Lalu bagaimana memangnya metodenya? Sejauh yang saya perhatikan, ada tiga faktor yang menjadi poin penting. Pertama, dalam masalah keislaman, referensi yang diterima adalah jurnal dan buku yang sudah terakreditasi sebagai naskah akademik. Tau sendiri kan gimana ribetnya memenuhi standar naskah akademik? Walhasil, referensi itu adalah karya 'ilmuwan2' barat, bukannya kitab2 klasik para ulama dulu. Kedua, studi keagamaan (termasuk keislaman) di universitas sekuler Barat masuk dalam ranah sosial-budaya. Sehingga analisis2 masalahnya pun pakai pisau sosiologi/psikologi/hermeneutika/historis dan sejenisnya, bukan pakai pisau dalil syar'i atau dasar teologis. Akhirnya, konsep keislaman yang dibangun pun lebih mirip konsep sosiologi ketimbang konsep 'agama wahyu'. Ketiga, hidup di negara maju butuh stamina iman yang luar biasa untuk menjaga ibadah yaumiyah tetap berkualitas. Di masyarakat yang adzannya tidak terdengar, masjid jauh, pengajian jauh, makanan halal tidak terlalu banyak, perilaku buruk mereka yang biasa terlihat (buka aurat, minum alkohol, pesta, dll) menjadi wajar. Sebaliknya perilaku baik dari masyarakat sekitar seperti tertib, menjaga kebersihan, efektif efisien, dan friendly menjadi silau dipandang. Terlebih setelah melihat akhlak sosial kaum muslimin di tanah air yang agak rendah. Akhirnya muncul (secara pelan tapi pasti) perasaan pemakluman terhadap semua itu.

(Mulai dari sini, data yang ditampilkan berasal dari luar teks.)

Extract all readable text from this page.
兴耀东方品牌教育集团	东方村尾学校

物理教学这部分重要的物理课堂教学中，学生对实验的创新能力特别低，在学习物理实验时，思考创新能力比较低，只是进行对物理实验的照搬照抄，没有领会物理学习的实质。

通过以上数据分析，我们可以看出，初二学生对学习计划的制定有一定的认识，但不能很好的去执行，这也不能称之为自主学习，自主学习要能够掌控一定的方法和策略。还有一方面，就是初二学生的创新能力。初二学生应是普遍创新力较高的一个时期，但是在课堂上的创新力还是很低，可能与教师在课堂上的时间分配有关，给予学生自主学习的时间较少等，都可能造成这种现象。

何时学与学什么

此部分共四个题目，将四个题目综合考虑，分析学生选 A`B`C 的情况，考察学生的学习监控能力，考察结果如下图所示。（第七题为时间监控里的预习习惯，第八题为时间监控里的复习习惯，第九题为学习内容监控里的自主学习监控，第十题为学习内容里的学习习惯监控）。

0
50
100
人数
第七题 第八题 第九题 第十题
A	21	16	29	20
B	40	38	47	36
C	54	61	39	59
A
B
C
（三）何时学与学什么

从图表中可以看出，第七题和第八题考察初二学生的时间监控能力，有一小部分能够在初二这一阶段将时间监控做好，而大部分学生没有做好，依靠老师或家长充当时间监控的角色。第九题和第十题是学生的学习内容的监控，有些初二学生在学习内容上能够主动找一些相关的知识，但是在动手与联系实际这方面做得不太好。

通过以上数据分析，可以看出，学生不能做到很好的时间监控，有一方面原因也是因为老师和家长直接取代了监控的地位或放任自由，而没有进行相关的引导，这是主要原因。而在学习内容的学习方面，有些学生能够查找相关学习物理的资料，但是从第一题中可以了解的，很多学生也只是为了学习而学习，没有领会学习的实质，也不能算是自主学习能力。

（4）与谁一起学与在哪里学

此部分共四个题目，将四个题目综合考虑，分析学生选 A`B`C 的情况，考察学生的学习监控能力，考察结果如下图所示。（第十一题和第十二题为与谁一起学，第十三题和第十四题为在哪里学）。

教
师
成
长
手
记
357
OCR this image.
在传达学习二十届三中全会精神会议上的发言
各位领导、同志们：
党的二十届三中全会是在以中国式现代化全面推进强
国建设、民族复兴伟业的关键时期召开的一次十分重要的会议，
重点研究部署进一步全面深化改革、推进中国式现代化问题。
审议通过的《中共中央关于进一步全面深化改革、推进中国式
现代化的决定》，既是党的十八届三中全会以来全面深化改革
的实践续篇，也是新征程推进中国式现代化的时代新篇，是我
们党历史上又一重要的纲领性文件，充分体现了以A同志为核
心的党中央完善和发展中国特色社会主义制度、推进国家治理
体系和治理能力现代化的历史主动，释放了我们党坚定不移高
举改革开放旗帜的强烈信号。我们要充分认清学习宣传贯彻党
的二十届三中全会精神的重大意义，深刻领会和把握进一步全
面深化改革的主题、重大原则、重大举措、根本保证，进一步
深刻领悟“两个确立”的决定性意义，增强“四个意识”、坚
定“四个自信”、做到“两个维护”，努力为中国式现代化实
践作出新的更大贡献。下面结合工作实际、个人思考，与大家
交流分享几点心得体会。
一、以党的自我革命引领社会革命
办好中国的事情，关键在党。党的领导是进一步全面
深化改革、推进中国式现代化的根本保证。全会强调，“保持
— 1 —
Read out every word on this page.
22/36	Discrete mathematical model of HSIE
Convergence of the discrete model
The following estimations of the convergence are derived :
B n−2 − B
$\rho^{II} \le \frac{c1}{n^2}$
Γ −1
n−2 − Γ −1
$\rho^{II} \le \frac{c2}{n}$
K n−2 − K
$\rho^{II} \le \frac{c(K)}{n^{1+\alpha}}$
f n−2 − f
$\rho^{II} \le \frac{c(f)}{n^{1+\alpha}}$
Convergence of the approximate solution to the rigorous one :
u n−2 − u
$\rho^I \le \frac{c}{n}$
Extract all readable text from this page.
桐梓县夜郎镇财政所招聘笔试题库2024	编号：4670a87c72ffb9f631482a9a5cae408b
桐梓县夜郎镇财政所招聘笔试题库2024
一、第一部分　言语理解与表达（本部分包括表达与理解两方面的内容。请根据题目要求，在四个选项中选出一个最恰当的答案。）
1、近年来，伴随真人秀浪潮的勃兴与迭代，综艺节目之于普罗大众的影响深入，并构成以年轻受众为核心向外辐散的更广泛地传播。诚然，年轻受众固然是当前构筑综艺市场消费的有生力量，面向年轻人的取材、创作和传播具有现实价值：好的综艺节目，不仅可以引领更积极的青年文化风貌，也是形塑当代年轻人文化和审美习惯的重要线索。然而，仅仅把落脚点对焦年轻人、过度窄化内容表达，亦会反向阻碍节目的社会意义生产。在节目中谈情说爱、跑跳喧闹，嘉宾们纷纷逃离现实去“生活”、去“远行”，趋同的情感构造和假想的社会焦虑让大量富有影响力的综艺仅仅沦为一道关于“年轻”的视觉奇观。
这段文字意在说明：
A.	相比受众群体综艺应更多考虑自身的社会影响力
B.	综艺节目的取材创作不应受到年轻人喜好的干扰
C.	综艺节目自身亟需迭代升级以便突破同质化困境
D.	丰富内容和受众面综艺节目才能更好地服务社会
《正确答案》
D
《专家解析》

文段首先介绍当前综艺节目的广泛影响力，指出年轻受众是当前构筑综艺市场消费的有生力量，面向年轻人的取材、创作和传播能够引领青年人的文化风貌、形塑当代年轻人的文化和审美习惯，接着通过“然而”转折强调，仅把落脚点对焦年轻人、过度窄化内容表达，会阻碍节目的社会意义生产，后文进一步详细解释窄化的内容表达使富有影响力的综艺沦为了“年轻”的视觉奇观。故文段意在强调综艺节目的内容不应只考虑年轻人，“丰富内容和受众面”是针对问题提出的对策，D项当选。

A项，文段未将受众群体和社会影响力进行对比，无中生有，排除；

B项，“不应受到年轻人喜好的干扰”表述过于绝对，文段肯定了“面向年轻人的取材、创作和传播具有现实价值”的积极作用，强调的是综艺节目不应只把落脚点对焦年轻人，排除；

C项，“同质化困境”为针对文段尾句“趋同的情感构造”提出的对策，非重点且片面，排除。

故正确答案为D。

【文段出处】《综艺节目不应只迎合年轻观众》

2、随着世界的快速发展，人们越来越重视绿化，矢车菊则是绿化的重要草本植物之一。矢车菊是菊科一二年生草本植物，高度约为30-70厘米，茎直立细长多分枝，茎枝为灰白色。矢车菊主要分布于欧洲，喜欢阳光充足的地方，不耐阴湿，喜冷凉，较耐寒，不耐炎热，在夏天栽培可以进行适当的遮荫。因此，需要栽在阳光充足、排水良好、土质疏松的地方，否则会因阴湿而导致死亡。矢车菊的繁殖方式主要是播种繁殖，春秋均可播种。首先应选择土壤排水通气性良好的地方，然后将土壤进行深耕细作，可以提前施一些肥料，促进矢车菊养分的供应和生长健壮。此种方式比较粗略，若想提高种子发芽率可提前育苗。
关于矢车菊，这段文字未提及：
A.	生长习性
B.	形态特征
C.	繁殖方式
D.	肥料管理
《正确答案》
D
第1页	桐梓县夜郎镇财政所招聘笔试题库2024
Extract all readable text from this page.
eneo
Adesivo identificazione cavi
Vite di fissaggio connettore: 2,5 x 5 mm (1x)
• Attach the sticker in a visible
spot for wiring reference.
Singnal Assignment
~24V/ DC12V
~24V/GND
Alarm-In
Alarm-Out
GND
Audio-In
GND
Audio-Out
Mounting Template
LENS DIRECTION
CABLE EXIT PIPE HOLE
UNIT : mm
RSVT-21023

Pemakluman seperti itu yang akhirnya memakzulkan gaya hidup orisinil yang diajarkan Islam. Homoseks dimaklumi, seks bebas dimaklumi, feminisme dimaklumi, sebaliknya yang dianggap keras (qishosh) tidak dimaklumi, poligami tidak dimaklumi, anggapan bahwa agama Islam satu2nya yang benar juga tidak dimaklumi. Suburlah pemikiran liberal dan sekuler berkembang

Tentu ada banyak orang yang tetap jati diri keislamannya setelah pulang studi dari luar negeri. Namun pada umumnya mereka mengambil studi sains, ekonomi, atau sosiologi yang sifatnya memang kauniy. Bagi yang menempuh studi keislaman atau mewacanakan keislaman dalam studinya, nasibnya tidak terlalu baik. Ulil Abshar Abdala, Muhammad Arkoun, Sumanto Al Qurtuby mungkin jadi contohnya.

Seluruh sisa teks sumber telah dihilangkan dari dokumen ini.